More than 300 ESG tools exist in the market, from data collectors like Sphera to analytics platforms like Watershed. But XBRL integration capabilities remain rare. Platforms such as IRIS CARBON and Workiva offer XBRL features but also compete in the broader sustainability reporting space. That creates a strategic dilemma for carbon accounting providers: today’s integration partner could become tomorrow’s competitor.

BriskFlow AI has explicitly positioned itself as a pure XBRL layer with no plans to enter carbon accounting. “ESG providers shouldn’t reinvent XBRL wheels; they should embed them effortlessly to serve clients better,” Mir said. The company’s outputs feed into broader ecosystems, syncing tagged ESG data with financial iXBRL for unified reports or AI models for risk forecasting. This positioning aims to foster trust among potential partners who might otherwise hesitate to integrate with a platform that could eventually compete for their core business.

Future of Digital ESG Disclosure

Mir frames the transition bluntly. Sustainability reports will evolve from marketing documents with attractive images into what the company calls “boring, auditable, and verifiable numbers,” much like traditional financial statements. The question is whether companies will adopt structured reporting voluntarily or wait until regulators and supply chain partners force the issue.

BriskFlow AI’s vision extends beyond compliance.
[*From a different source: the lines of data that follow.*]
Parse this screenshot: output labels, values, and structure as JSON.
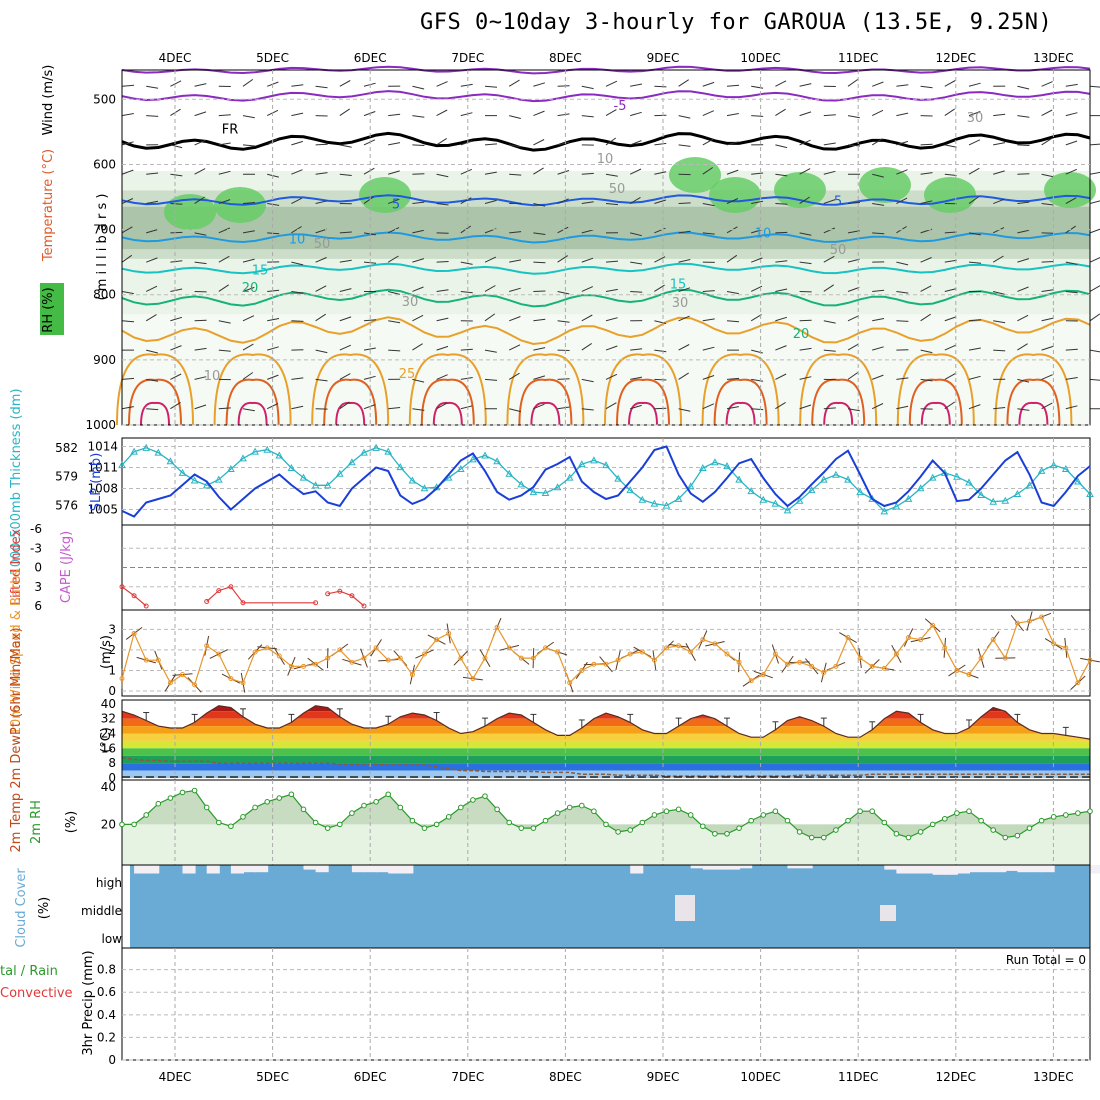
{
  "chart_data": {
    "title": "GFS 0~10day 3-hourly for GAROUA (13.5E, 9.25N)",
    "type": "meteogram",
    "dates": [
      "4DEC",
      "5DEC",
      "6DEC",
      "7DEC",
      "8DEC",
      "9DEC",
      "10DEC",
      "11DEC",
      "12DEC",
      "13DEC"
    ],
    "upper_panel": {
      "ylabels": {
        "wind": "Wind",
        "wind_unit": "(m/s)",
        "temp": "Temperature",
        "temp_unit": "(°C)",
        "rh": "RH (%)",
        "pressure": "( m i l l i b a r s )"
      },
      "pressure_ticks": [
        "500",
        "600",
        "700",
        "800",
        "900",
        "1000"
      ],
      "contour_labels": {
        "fr": "FR",
        "m5": "-5",
        "p5": "5",
        "p10": "10",
        "p15": "15",
        "p20": "20",
        "p25": "25",
        "rh10": "10",
        "rh30": "30",
        "rh50": "50"
      },
      "isotherm_levels_mb": {
        "m5": 495,
        "fr": 565,
        "p5": 655,
        "p10": 712,
        "p15": 760,
        "p20": 805
      }
    },
    "slp_panel": {
      "ylabel_thick": "1000-500mb Thickness (dm)",
      "ylabel_slp": "SLP (mb)",
      "thick_ticks": [
        "582",
        "579",
        "576"
      ],
      "slp_ticks": [
        "1014",
        "1011",
        "1008",
        "1005"
      ],
      "slp_series": [
        1004.8,
        1004,
        1006,
        1006.5,
        1007,
        1008.5,
        1010,
        1009,
        1006.8,
        1005,
        1006.5,
        1008,
        1009,
        1010,
        1008.5,
        1007.2,
        1007.6,
        1006,
        1005.5,
        1008,
        1009.5,
        1011,
        1010.5,
        1007,
        1005.8,
        1006.5,
        1008,
        1010,
        1012,
        1013,
        1010.5,
        1007.5,
        1006.4,
        1007,
        1008.2,
        1010.7,
        1011.5,
        1012.5,
        1009,
        1007.5,
        1006.5,
        1007,
        1009,
        1011,
        1013.5,
        1014,
        1010,
        1007.3,
        1006.1,
        1007.5,
        1009.5,
        1011.6,
        1012.2,
        1009.5,
        1007.2,
        1005.5,
        1006.8,
        1008.6,
        1010.3,
        1012.2,
        1013.4,
        1010,
        1006.5,
        1005.5,
        1006,
        1007.6,
        1009.7,
        1012,
        1010.2,
        1006.2,
        1006.4,
        1008,
        1010,
        1012,
        1013.2,
        1010,
        1006,
        1005.5,
        1007.5,
        1009.8,
        1011.2
      ],
      "thick_series": [
        580.2,
        581.6,
        582,
        581.5,
        580.6,
        579.4,
        578.6,
        578.1,
        578.7,
        579.8,
        580.9,
        581.6,
        581.8,
        581.2,
        579.9,
        578.9,
        578.1,
        578.1,
        579.3,
        580.5,
        581.5,
        582,
        581.6,
        580,
        578.6,
        577.8,
        577.9,
        578.9,
        579.8,
        580.8,
        581.2,
        580.6,
        579.3,
        578.2,
        577.4,
        577.3,
        577.9,
        578.9,
        580.3,
        580.7,
        580.2,
        578.8,
        577.6,
        576.6,
        576.2,
        576,
        576.7,
        578,
        579.9,
        580.5,
        580.1,
        578.7,
        577.5,
        576.6,
        576.2,
        575.5,
        576.5,
        577.6,
        578.7,
        579.2,
        578.7,
        577.4,
        576.7,
        575.4,
        575.9,
        576.7,
        577.8,
        578.9,
        579.4,
        579,
        578.4,
        577.1,
        576.4,
        576.5,
        577.2,
        578.1,
        579.6,
        580.2,
        579.8,
        578.5,
        577.2
      ]
    },
    "cape_panel": {
      "ylabel_li": "Lifted Index",
      "ylabel_cape": "CAPE (J/kg)",
      "li_ticks": [
        "-6",
        "-3",
        "0",
        "3",
        "6"
      ],
      "li_series": [
        [
          0,
          3
        ],
        [
          1,
          4.4
        ],
        [
          2,
          6
        ],
        [
          7,
          5.3
        ],
        [
          8,
          3.6
        ],
        [
          9,
          3
        ],
        [
          10,
          5.5
        ],
        [
          16,
          5.5
        ],
        [
          17,
          4.1
        ],
        [
          18,
          3.7
        ],
        [
          19,
          4.4
        ],
        [
          20,
          6
        ]
      ]
    },
    "wind_panel": {
      "ylabel": "10m Wind Speed & Barbs",
      "unit": "(m/s)",
      "ticks": [
        "0",
        "1",
        "2",
        "3"
      ],
      "series": [
        0.6,
        2.8,
        1.5,
        1.5,
        0.4,
        0.8,
        0.3,
        2.2,
        1.8,
        0.6,
        0.4,
        1.9,
        2.1,
        1.7,
        1.2,
        1.2,
        1.3,
        1.6,
        2,
        1.4,
        1.6,
        2.1,
        1.5,
        1.6,
        0.8,
        1.8,
        2.5,
        2.8,
        1.6,
        0.6,
        1.6,
        3.1,
        2.1,
        1.6,
        1.6,
        2.1,
        1.9,
        0.4,
        1,
        1.3,
        1.3,
        1.5,
        1.8,
        1.9,
        1.5,
        2.1,
        2.2,
        1.9,
        2.5,
        2.3,
        1.8,
        1.4,
        0.5,
        0.8,
        1.8,
        1.3,
        1.4,
        1.2,
        0.9,
        1.2,
        2.6,
        1.6,
        1.2,
        1.1,
        1.8,
        2.6,
        2.5,
        3.2,
        2.1,
        1,
        0.8,
        1.6,
        2.5,
        1.6,
        3.3,
        3.4,
        3.6,
        2.3,
        2.1,
        0.4,
        1.5
      ]
    },
    "temp_panel": {
      "ylabel": "2m Temp 2m DewPt (6hr Min/Max)",
      "unit": "(°C)",
      "ticks": [
        "40",
        "32",
        "24",
        "16",
        "8",
        "0"
      ],
      "temp_series": [
        36,
        34,
        31,
        28,
        27,
        27,
        30,
        35,
        39,
        38,
        33,
        29,
        27,
        27,
        30,
        35,
        39,
        38,
        33,
        29,
        27,
        27,
        29,
        33,
        35,
        34,
        31,
        27,
        24,
        25,
        28,
        32,
        35,
        34,
        30,
        26,
        23,
        23,
        27,
        32,
        35,
        33,
        30,
        26,
        24,
        24,
        28,
        32,
        34,
        32,
        28,
        24,
        22,
        22,
        26,
        31,
        33,
        31,
        28,
        24,
        22,
        22,
        26,
        32,
        36,
        35,
        30,
        26,
        24,
        24,
        27,
        33,
        38,
        36,
        30,
        26,
        24,
        24,
        23,
        22,
        21
      ],
      "dew_series": [
        11,
        10,
        9.5,
        9.5,
        9,
        9,
        9,
        9,
        8,
        8,
        8,
        8,
        8,
        8,
        8,
        8,
        8,
        8,
        7.5,
        7.5,
        7.5,
        7.5,
        7,
        7,
        7,
        7,
        6,
        5,
        4,
        4,
        3.5,
        3.5,
        3.5,
        3.5,
        3.5,
        3,
        3,
        3,
        2,
        2,
        2,
        1.5,
        1.5,
        1.5,
        1.5,
        1,
        1,
        1,
        1,
        1,
        1,
        1,
        1,
        1,
        1,
        1,
        1.5,
        1.5,
        1.5,
        1.5,
        1.5,
        1.5,
        2,
        2,
        2,
        2,
        2,
        2,
        2,
        2,
        2,
        2,
        2,
        2,
        2,
        2,
        2,
        2,
        2,
        2,
        2
      ]
    },
    "rh_panel": {
      "ylabel": "2m RH",
      "unit": "(%)",
      "ticks": [
        "40",
        "20"
      ],
      "series": [
        20,
        20,
        25,
        31,
        34,
        37,
        38,
        29,
        21,
        19,
        24,
        29,
        32,
        34,
        36,
        28,
        21,
        18,
        20,
        26,
        30,
        32,
        36,
        29,
        22,
        18,
        20,
        24,
        29,
        33,
        35,
        28,
        21,
        18,
        18,
        22,
        26,
        29,
        30,
        27,
        20,
        16,
        17,
        21,
        25,
        27,
        28,
        25,
        19,
        15,
        15,
        18,
        22,
        25,
        27,
        22,
        16,
        13,
        13,
        17,
        22,
        27,
        27,
        21,
        15,
        13,
        16,
        20,
        23,
        26,
        27,
        22,
        17,
        13,
        14,
        18,
        22,
        24,
        25,
        26,
        27
      ]
    },
    "cloud_panel": {
      "ylabel": "Cloud Cover",
      "unit": "(%)",
      "levels": [
        "high",
        "middle",
        "low"
      ],
      "high_series": [
        100,
        75,
        75,
        100,
        100,
        75,
        100,
        75,
        100,
        75,
        80,
        80,
        100,
        100,
        100,
        90,
        80,
        100,
        100,
        80,
        80,
        80,
        75,
        75,
        100,
        100,
        100,
        100,
        100,
        100,
        100,
        100,
        100,
        100,
        100,
        100,
        100,
        100,
        100,
        100,
        100,
        100,
        75,
        100,
        100,
        100,
        100,
        95,
        90,
        90,
        90,
        95,
        100,
        100,
        100,
        95,
        95,
        100,
        100,
        100,
        100,
        100,
        100,
        90,
        75,
        75,
        75,
        70,
        70,
        75,
        80,
        80,
        80,
        85,
        80,
        80,
        80,
        100,
        100,
        100,
        75
      ],
      "middle_gap_series": [
        0,
        0,
        0,
        0,
        0,
        0,
        0,
        0,
        0,
        0,
        0,
        0,
        0,
        0,
        0,
        0,
        0,
        0,
        0,
        0,
        0,
        0,
        0,
        0,
        0,
        0,
        0,
        0,
        0,
        0,
        0,
        0,
        0,
        0,
        0,
        0,
        0,
        0,
        0,
        0,
        0,
        0,
        0,
        0,
        0,
        0,
        0,
        0,
        0,
        0,
        0,
        0,
        0,
        0,
        0,
        0,
        0,
        0,
        0,
        0,
        0,
        0,
        0,
        0,
        0,
        0,
        0,
        0,
        0,
        0,
        0,
        0,
        0,
        0,
        0,
        0,
        0,
        0,
        0,
        0,
        0
      ]
    },
    "precip_panel": {
      "ylabel": "3hr Precip (mm)",
      "legend_total": "tal / Rain",
      "legend_conv": "Convective",
      "run_total": "Run Total = 0",
      "ticks": [
        "0.8",
        "0.6",
        "0.4",
        "0.2",
        "0"
      ],
      "series": []
    },
    "colors": {
      "slp": "#1a3fd6",
      "thick": "#2ab5c5",
      "li": "#e03a3a",
      "cape": "#c55ad0",
      "wind": "#e8962b",
      "rh": "#2a9a2a",
      "cloud": "#6aabd6",
      "fr": "#000000",
      "cold": "#8a2ac0",
      "temp_blue": "#1f5ae0",
      "temp_lblue": "#1f9ae0",
      "temp_cyan": "#16c2c2",
      "temp_green": "#16b27a",
      "temp_orange": "#e8a02a",
      "temp_red": "#e06020",
      "temp_magenta": "#d0206a"
    }
  }
}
By making structured reporting affordable for companies of all sizes, the company aims to create conditions where greenwashing becomes detectable because every disclosure is digitally verifiable, and capital flows toward credible sustainability performance because investors can compare ESG data as easily as earnings. The company sees a future where sustainability data is universal rather than a luxury reserved for the largest corporations.

Whether that vision materializes depends on execution, adoption and continued regulatory momentum. Around 11,000 companies published their first CSRD-compliant sustainability reports in 2025, providing real-world precedents for how organizations interpret and apply these standards. As that number grows and enforcement tightens, demand for automated XBRL tagging will likely intensify.

For now, BriskFlow AI represents a focused bet on a specific infrastructure gap at a moment when the market appears ready for exactly that solution. The next few years will reveal whether being the plumbing rather than the faucet proves to be the smarter play in the rapidly evolving ESG technology landscape.